Engine Bugs vs. Faulty Demos

This post is the summary of some recent thoughts I've had about Doom2 demo compatibility in PrBoom*, from a coding perspective. Consider the following three situations:

  1. PrBoom doesn't play a Doom2 demo that was recorded with Doom2
  2. PrBoom records a Doom2 demo that doesn't play back in Doom2
  3. PrBoom doesn't play back a Doom2 demo that wasn't recorded with Doom2 (and possibly doesn't play back with it)

In my opinion the first two are engine bugs which should be fixed but the last is a faulty demo.

Examples:

To summarise: If PrBoom is recording faulty Doom2 demos, then that is a bug. However, when that bug is fixed, PrBoom may no longer be able to play back the demo**. That it cannot play back a faulty demo is not a PrBoom bug***. We shouldn't (that is, I don't want to) introduce all kinds of unmaintainable ugliness into the code to fix it - there's enough of that already!!

* Replace Doom2 with Boom/MBF/whatever; replace PrBoom with rboom if you like, I try to have the same philosophy with my own version of the engine (although I am less concerned with demo compatibility, if rboom can't play something PrBoom or PrBoom-Plus probably can)

** You record Doom2 demos with PrBoom at your own risk. I consider it a bug that people feel the need to do this at all - I believe you should only record Doom2 demos with Doom2, Boom demos with Boom, MBF demos with MBF etc. The complevel system was only intended for debugging. PrBoom users should record demos in whatever the highest current compatibility level is; if they want more Doom2-like gameplay, the various compatibility options can be turned on. However, apparently these options are not enough.

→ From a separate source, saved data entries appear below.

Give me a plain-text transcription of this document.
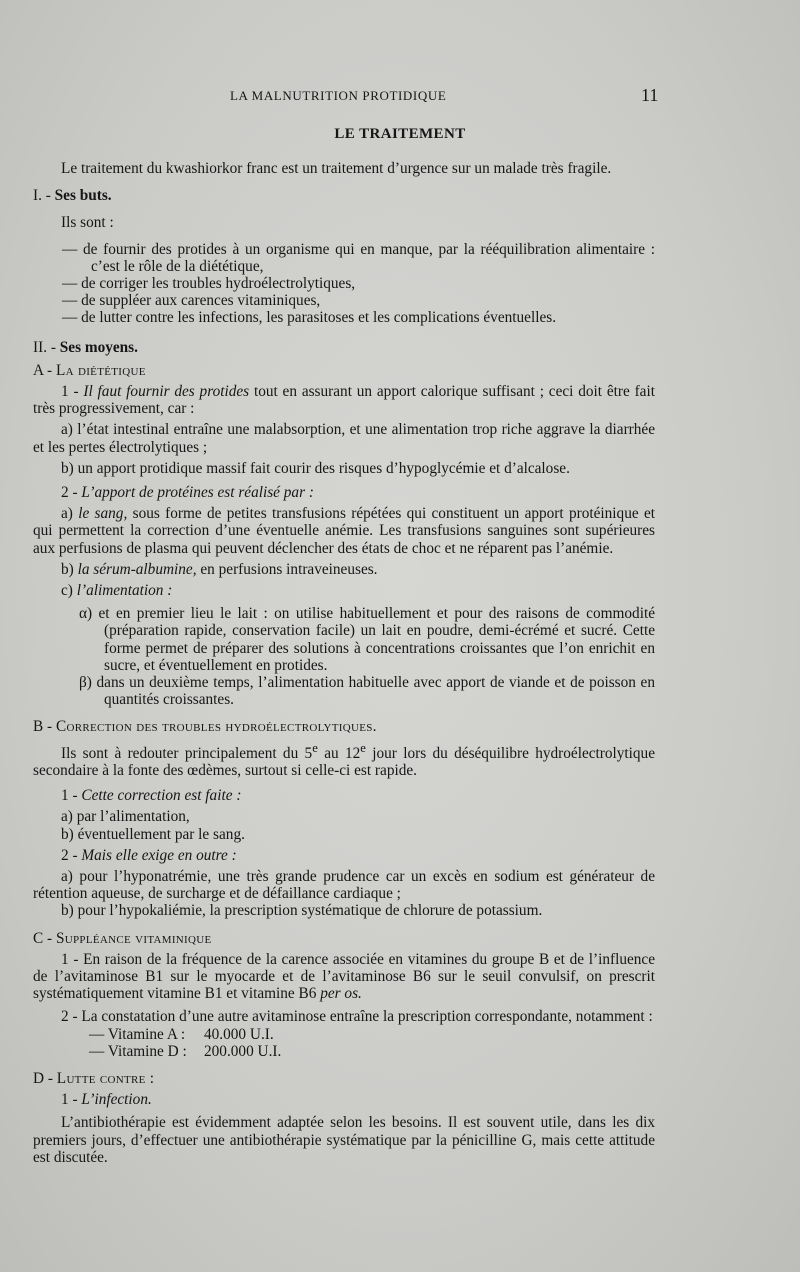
LA MALNUTRITION PROTIDIQUE	11
LE TRAITEMENT

Le traitement du kwashiorkor franc est un traitement d’urgence sur un malade très fragile.

I. - Ses buts.

Ils sont :

— de fournir des protides à un organisme qui en manque, par la rééquilibration alimentaire : c’est le rôle de la diététique,

— de corriger les troubles hydroélectrolytiques,

— de suppléer aux carences vitaminiques,

— de lutter contre les infections, les parasitoses et les complications éventuelles.

II. - Ses moyens.

A - La diététique

1 - Il faut fournir des protides tout en assurant un apport calorique suffisant ; ceci doit être fait très progressivement, car :

a) l’état intestinal entraîne une malabsorption, et une alimentation trop riche aggrave la diarrhée et les pertes électrolytiques ;

b) un apport protidique massif fait courir des risques d’hypoglycémie et d’alcalose.

2 - L’apport de protéines est réalisé par :

a) le sang, sous forme de petites transfusions répétées qui constituent un apport protéinique et qui permettent la correction d’une éventuelle anémie. Les transfusions sanguines sont supérieures aux perfusions de plasma qui peuvent déclencher des états de choc et ne réparent pas l’anémie.

b) la sérum-albumine, en perfusions intraveineuses.

c) l’alimentation :

α) et en premier lieu le lait : on utilise habituellement et pour des raisons de commodité (préparation rapide, conservation facile) un lait en poudre, demi-écrémé et sucré. Cette forme permet de préparer des solutions à concentrations croissantes que l’on enrichit en sucre, et éventuellement en protides.

β) dans un deuxième temps, l’alimentation habituelle avec apport de viande et de poisson en quantités croissantes.

B - Correction des troubles hydroélectrolytiques.

Ils sont à redouter principalement du 5e au 12e jour lors du déséquilibre hydroélectrolytique secondaire à la fonte des œdèmes, surtout si celle-ci est rapide.

1 - Cette correction est faite :

a) par l’alimentation,

b) éventuellement par le sang.

2 - Mais elle exige en outre :

a) pour l’hyponatrémie, une très grande prudence car un excès en sodium est générateur de rétention aqueuse, de surcharge et de défaillance cardiaque ;

b) pour l’hypokaliémie, la prescription systématique de chlorure de potassium.

C - Suppléance vitaminique

1 - En raison de la fréquence de la carence associée en vitamines du groupe B et de l’influence de l’avitaminose B1 sur le myocarde et de l’avitaminose B6 sur le seuil convulsif, on prescrit systématiquement vitamine B1 et vitamine B6 per os.

2 - La constatation d’une autre avitaminose entraîne la prescription correspondante, notamment :

— Vitamine A : 40.000 U.I.

— Vitamine D : 200.000 U.I.

D - Lutte contre :

1 - L’infection.

L’antibiothérapie est évidemment adaptée selon les besoins. Il est souvent utile, dans les dix premiers jours, d’effectuer une antibiothérapie systématique par la pénicilline G, mais cette attitude est discutée.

*** PrBoom-Plus can probably play it back though - that's what it's for. Of course that brings with it its own problems. You would typically have to set some menu option (e.g. turn off spechit overrun emulation) or supply an esoteric and highly verbose command line option to change some specific engine behaviour. I personally think that is an abhorrence of user interface design - the user shouldn't be forced to remember to add extra options to play specific demos back, not to mention that these options and the hacks they entail typically only exist to support a handful of broken demos, a tiny fraction of what's been recorded. My personal view is that the game engine should be able to work out what it needs to play a demo back with no extra user input. However on the other hand you can't really encode this information into the existing Doom2 demo format without breaking compatibility with Doom2 and all other engines that are not expecting the extra data. It's all a big mess, really, and can only get worse.